After offering these examples, Saussure argues that concepts as well as values are differential, now using the phrase “purely differential.” Instead of “predetermined categories” or “ ideas given in advance,” languages show “ values emanating from a linguistic system” (p. 115). These values may “correspond to certain concepts,” but these concepts are “purely differential. That is to say they are concepts defined not positively, in terms of their content, but negatively by contrast with other items in the same system” (p. 115). Here “concept” is used in a somewhat different way than earlier in the section. At the beginning, Saussure defines a concept as “the counterpart of a sound pattern,” but here he describes concepts to which values correspond. Thus, there is a “concept” associated with the “value” of mouton in French, a concept that covers both the living sheep and the meat for Easter dinner. The concept associated with sheep in English must be different, since the sign has a different value. Again, there are not pre-existing concepts that get expressed in various ways by various languages. Concepts are linked to the values of signs in a particular language, and thus different languages would seem to have a different conceptual, as well as a different value system.

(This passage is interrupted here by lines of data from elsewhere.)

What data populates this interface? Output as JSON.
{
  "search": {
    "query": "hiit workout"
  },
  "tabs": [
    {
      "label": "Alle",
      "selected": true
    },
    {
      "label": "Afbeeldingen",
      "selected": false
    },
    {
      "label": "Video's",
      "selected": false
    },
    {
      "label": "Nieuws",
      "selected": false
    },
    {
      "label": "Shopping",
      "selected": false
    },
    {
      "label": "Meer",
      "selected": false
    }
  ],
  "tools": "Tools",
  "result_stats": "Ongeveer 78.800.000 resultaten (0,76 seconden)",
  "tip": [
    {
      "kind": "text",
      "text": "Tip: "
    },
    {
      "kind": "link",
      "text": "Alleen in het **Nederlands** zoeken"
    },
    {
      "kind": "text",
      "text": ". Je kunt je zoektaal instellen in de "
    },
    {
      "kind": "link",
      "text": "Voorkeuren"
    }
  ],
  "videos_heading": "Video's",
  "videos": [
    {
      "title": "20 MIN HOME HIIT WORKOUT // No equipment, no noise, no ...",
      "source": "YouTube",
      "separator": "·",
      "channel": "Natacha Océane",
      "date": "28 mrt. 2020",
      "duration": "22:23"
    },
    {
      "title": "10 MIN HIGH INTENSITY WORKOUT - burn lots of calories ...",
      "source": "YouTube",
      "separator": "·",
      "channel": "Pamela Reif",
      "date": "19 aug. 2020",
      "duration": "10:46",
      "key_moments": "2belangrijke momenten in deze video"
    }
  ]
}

At the end of the section, Saussure returns to his definition of a “sign” as a dual reality, composed of a signification/concept and a signal/sound pattern. This
shows “what
the word means,” but Saussure insists that the concept has no priority in the dual structure. It’s not as if there were a delimited concept prior to its association with a sound pattern; it comes to be a delimited concept precisely by the association with a sound pattern. He describes this concept as “a value which emerges from relations with other values of a similar kind. If those other values disappeared, this meaning too would vanish” (p. 116). This is somewhat confusing, since it appears to suggest, contrary to the direction of Saussure’s argument, that concepts exist in a system of values in advance of the association of those concepts with sound patterns.
All this is consistent with his contention (pp. 110-11) that signs (that is, the product of an “arbitrary” association of concepts with sound-patterns) are necessary to give shape to the “vague, shapeless mass” that is thought. According to Saussure, “philosophers and linguists have always agreed that were it not for signs, we should be incapable of differentiating any two ideas in a clear and constant way.” And he insists that “the characteristic role of language in relation to thought is not to supply the material phonetic means by which ideas may be expressed. It is to act as intermediary between thought and sound, in such a way that the combination of both necessarily produces a mutually complementary delimitation of units. Thought, chaotic by nature, is made precise by this process of segmentation.”
If this is the case, though, then it seems that different sign systems, which assign different values to their signs, will segment thought in different ways. Barr’s argument is that we cannot read differences in mentality off from the linguistic facts, from the grammar and vocabulary of a language. But Saussure’s argument tends in the opposite direction. Thought is organized by language, and different languages have different systems of organizing thought.